Yesterday, on Twitter, I posted this:
When the present is filled with tragedy and idiocy, focusing on the future is my way of staying sane.
That was my oblique reaction to the terrorism in Norway and the disastrous efforts to deal with the debt ceiling in the United States. With the first, you have a hardcore Christian terrorist attempting to kick-start a war against Muslims and Secularists in Europe by attacking "race traitors." With the second, you have a hardcore Teahadist movement in the U.S. House of Representatives refusing to act to avoid what will end up being a major economic catastrophe, seeing it instead as an engine of political change. The first was a spike of murderous violence, while the second would likely kill more people over time. That both come from a right wing perspective is secondary to the fact that both embrace the idea that the only way forward is through intentional chaos.

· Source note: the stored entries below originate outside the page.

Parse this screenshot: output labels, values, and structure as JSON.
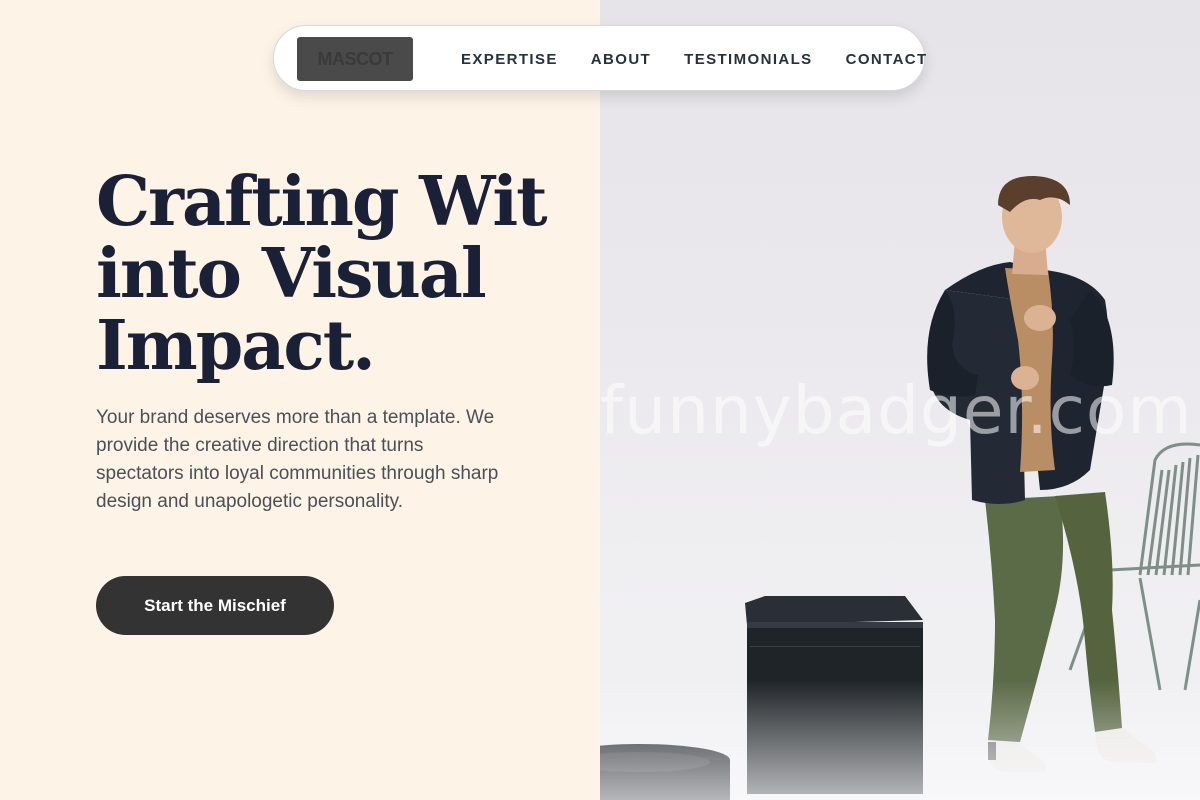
{
  "nav": {
    "logo_text": "MASCOT",
    "links": [
      {
        "label": "EXPERTISE"
      },
      {
        "label": "ABOUT"
      },
      {
        "label": "TESTIMONIALS"
      },
      {
        "label": "CONTACT"
      }
    ]
  },
  "hero": {
    "title_lines": [
      "Crafting Wit",
      "into Visual",
      "Impact."
    ],
    "description": "Your brand deserves more than a template. We provide the creative direction that turns spectators into loyal communities through sharp design and unapologetic personality.",
    "cta_label": "Start the Mischief"
  },
  "photo": {
    "watermark": "funnybadger.com"
  },
  "colors": {
    "left_background": "#fdf4e7",
    "heading": "#1a2035",
    "body_text": "#4b4f58",
    "button": "#333333",
    "nav_text": "#27303d"
  }
}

(And I don't buy that the two perspectives are inherently linked. I've met enough self-identified conservatives who don't want to destroy the world, and enough self-identified progressives who see disaster as a mechanism for changing climate policy, to know better.)

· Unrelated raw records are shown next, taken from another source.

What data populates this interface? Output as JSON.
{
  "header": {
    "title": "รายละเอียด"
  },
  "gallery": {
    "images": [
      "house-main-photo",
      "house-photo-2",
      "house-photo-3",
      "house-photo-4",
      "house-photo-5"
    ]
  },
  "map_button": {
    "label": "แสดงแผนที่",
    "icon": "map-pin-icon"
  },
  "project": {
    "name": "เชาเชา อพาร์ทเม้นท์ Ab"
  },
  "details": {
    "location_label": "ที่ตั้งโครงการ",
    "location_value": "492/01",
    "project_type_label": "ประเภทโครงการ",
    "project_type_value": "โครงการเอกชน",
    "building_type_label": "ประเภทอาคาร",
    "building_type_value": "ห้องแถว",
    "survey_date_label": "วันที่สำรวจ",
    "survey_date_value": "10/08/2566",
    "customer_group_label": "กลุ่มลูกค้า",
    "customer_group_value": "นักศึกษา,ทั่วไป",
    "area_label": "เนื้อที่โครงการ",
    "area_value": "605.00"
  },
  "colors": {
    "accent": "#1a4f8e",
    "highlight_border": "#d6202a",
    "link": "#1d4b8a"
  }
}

My post resulted in some welcome, and very thoughtful, replies. The most salient boiled down to the observation that the future is a result of the present, and that what we do now shapes what we can do in the days and years to come. Such observations are, of course, quite correct.

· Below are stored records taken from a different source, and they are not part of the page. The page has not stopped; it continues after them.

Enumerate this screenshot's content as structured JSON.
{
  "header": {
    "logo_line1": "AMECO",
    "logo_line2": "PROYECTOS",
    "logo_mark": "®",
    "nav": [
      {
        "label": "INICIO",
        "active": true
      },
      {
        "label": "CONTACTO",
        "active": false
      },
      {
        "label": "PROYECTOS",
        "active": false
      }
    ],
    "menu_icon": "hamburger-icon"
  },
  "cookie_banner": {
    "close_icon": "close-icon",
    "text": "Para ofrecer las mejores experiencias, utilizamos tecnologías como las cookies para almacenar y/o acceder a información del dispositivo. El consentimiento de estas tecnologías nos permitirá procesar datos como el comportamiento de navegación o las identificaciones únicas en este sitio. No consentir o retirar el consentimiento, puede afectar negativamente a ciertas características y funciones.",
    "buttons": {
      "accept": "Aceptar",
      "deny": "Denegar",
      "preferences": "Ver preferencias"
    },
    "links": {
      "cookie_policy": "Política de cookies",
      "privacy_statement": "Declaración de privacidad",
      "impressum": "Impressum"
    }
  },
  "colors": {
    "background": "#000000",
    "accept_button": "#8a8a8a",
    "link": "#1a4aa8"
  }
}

But what I was trying to express was something a bit different. What focusing on the future does, here, is provide context. When tragedy and idiocy are so visible, it's easy to forget that these aren't permanent conditions, nor are they all that's out there. But these stories so quickly become a smothering shroud, blocking out all else and making any thoughts about the future seem pointless. It's a trap, a distraction at best and a pit of despair at worst.
Focusing on the future is a way of reminding myself that these aren't stopping points, and that--awful as they are now--they will, in time, be largely forgotten. Not that they're not serious, not that they're not important... but that they are, ultimately, a part of history, not the end of history.